Martin Luther's '95 Theses on the Power of Indulgences'

The 95 Theses on the Power of Indulgences is a very notable and historical academic writing that focuses on one devout man's reaction to the Roman Catholic Church.  Written by Martin Luther in 1517, the 95 Theses triggered the Protestant Reformation, which sought to establish Protestantism as a major religious denomination.  Martin Luther's writing helped him to protest certain practices of the Roman Catholic Church such as penance, papal authority, and the usefulness of indulgences.

Martin Luther's 95 Theses discussed the commercialization of the Church in which people could purchase indulgences for forgiveness of their sins.  According to Martin Luther, this was a major violation that corrupted the original intent of confession and penance.  It further added offense to justification because sinners could seek absolution through the purchase of these extravagant indulgences.  Martin Luther professed that this was a false promise since sinners needed to receive absolution as a result of God's mercy and Jesus Christ's sacrifice to mankind.

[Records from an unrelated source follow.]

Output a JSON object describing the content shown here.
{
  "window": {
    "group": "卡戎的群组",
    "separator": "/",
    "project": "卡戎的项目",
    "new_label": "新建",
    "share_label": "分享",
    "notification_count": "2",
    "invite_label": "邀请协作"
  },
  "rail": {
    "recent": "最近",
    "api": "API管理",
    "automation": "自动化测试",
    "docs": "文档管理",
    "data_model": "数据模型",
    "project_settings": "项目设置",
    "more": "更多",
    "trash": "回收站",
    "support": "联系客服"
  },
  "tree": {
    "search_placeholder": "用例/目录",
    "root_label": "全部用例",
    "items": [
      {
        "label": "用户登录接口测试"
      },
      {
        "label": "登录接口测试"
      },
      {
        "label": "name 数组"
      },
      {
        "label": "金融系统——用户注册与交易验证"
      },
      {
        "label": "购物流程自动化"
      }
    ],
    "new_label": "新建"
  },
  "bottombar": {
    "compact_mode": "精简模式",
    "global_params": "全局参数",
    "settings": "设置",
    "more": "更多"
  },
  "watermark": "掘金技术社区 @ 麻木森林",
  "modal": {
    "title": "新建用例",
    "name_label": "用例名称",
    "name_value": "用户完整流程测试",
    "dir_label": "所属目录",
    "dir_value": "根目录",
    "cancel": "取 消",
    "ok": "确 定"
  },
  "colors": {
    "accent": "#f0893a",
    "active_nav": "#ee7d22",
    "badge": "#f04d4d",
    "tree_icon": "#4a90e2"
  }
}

The initial purpose of the 95 Theses was to outline the proceedings of a public scholarly debate on the issue of indulgences.  Martin Luther delineated every possible point of discussion for the debate and wrote these matters succinctly in book form.  On October 31, 1517, Martin Luther posted his academic writing on the doors of the Castle Church in Wittenberg, Germany.  Since the debate was going to be held at the University of Wittenberg, the posting of the 95 Theses on the church doors was customary protocol.

Then, Martin Luther met with church officials to present his 95 Theses.  When they did not respond favorably to his pleas to stop indulgences, Luther circulated the 95 Theses privately.  As a result, the academic writing became a very popular catalyst for the birth of the Lutheran, Reformed, and Anabaptist movements in Christianity.  The 95 Theses was printed in many German cities such as Nuremburg, Leipzig, and Basel.  Yet, when Pope Leo X ordered Luther to recant certain sections in his writing, Martin Luther refused at the Diet of Worms in 1521.  This act of defiance unquestionably led to the initial stages of the Protestant Reformation.